2 de diciembre, jueves. El escritor de epitafios

Anoche seleccioné para ver una película de Terrence Malick que no conocía, La vida oculta (2019). Su sello aparece desde el primer momento: una voz deshilada de los personajes fuera de la pantalla, como narradores, y unas imágenes estáticas grandilocuentes. Me atrae su forma de mostrar la vida rústica, el aire mítico con el que presenta los trabajos de campo, de un modo muy parecido a cómo los griegos filmarían los de Sísifo de haber inventado también el cine. Es interesante su manera de captar las escenas amorosas entre los personajes, con una espontaneidad adolescente que deleita. Y lo más alucinante de la cinta, los planos deformados de los personajes que emulan la arbitraria perspectiva con la que Egon Schiele pintaba los suyos. Todo ello me encandila durante una hora y media, y aunque el director cambie constantemente de localización para los lugares —la aldea de montaña, la casa de madera, las cuadras— donde transcurre la misma acción —girando de modo reiterado sobre sí misma—, viendo que aún estoy por la mitad, decido hacerle caso a la somnolencia que aparece y lo dejo para continuar mañana, como si fuera otro capítulo de una serie.

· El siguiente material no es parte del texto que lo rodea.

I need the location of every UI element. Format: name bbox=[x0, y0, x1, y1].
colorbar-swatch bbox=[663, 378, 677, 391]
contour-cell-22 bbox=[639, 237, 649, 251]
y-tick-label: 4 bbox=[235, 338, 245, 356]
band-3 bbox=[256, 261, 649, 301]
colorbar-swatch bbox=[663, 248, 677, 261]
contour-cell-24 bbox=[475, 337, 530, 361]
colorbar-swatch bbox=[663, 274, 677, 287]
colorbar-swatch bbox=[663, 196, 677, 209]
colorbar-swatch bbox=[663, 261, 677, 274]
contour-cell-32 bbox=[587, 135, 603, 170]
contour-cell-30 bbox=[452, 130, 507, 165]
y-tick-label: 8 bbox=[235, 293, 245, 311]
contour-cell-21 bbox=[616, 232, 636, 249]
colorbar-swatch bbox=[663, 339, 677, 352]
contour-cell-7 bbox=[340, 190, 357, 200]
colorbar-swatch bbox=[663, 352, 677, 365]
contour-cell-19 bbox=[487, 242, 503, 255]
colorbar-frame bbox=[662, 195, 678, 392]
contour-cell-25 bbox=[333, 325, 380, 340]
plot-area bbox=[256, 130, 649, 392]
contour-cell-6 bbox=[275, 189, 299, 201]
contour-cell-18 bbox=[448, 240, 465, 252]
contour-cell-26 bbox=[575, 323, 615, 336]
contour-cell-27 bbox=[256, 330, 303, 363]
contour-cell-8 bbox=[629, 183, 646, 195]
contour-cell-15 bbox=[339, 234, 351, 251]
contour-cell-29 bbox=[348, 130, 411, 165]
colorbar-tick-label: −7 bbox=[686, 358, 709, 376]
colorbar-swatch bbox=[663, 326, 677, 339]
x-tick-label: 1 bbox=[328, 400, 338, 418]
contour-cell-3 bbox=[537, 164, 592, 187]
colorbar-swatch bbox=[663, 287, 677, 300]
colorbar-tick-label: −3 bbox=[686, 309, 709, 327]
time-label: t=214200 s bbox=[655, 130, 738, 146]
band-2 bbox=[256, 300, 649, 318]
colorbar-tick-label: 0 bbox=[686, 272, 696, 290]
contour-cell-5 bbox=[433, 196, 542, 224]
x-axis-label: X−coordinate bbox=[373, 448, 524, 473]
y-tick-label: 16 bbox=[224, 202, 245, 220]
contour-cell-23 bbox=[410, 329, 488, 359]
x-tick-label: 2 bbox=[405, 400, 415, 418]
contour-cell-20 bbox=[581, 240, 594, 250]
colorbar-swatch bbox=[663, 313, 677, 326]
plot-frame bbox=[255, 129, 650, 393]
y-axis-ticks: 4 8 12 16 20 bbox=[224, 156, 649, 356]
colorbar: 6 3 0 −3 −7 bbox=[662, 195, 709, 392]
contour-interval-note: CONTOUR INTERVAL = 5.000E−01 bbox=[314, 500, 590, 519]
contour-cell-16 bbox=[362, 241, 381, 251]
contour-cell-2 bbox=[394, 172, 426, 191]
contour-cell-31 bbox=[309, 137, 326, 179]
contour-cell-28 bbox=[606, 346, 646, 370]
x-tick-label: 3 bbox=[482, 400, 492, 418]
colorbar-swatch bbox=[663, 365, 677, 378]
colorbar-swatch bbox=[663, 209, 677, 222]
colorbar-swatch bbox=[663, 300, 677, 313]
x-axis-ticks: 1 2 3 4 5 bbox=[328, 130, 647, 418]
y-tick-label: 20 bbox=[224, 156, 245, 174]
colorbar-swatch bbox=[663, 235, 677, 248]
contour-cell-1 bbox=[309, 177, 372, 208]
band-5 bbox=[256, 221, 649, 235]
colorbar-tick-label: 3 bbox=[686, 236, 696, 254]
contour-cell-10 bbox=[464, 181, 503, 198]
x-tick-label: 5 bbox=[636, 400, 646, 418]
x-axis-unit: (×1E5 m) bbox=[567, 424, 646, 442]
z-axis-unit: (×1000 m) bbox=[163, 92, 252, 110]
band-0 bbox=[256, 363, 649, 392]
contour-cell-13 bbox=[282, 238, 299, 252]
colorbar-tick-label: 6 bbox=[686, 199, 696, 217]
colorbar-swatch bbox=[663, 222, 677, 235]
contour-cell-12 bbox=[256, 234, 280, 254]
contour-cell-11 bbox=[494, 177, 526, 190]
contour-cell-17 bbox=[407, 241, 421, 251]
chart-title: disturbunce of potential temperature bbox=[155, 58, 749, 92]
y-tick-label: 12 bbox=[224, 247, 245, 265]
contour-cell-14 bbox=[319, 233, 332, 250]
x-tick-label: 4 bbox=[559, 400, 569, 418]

         Al acostarme temo sufrir alguna pesadilla. La digestión parece aún no concluida y eso trae funestos presagios. Sin embargo, me deslizo por un sueño delicioso. Ocurre en dos salas contiguas de un tanatorio, en las que se velan sendos fallecidos. Una pareja se conoce en estas circunstancias, que por una parte les acercan y por otra, obvia, impiden cualquier acercamiento. El amor que prende entre ellos en ese instante, durante el doble velatorio, toma la forma de una constante preocupación de uno por el otro, una dedicación a cuidarse mutuamente. Duermo entregado al sueño cuando, de repente, uno de los personajes desvela el epitafio que ha escrito para la lápida de su padre. Al otro personaje la idea le encanta, pero a mí casi me despierta la sorpresa: «La vida es lo que importa. No lo olvides». Cuento las sílabas, porque ya me sonaba oír un endecasílabo. No hay que tocar nada. Aun dentro del sueño me repito una y otra vez el epitafio —tal vez lo quiera para mí, robándoselo al onírico autor—, para recordarlo en la vigilia. Y nada más despertarme, aquí está mi epitafio, anotado en el diario. Tan brillante en la luz como cuando brillaba en la oscuridad. Ahora, lo ideal es que no lo necesite durante un tiempo.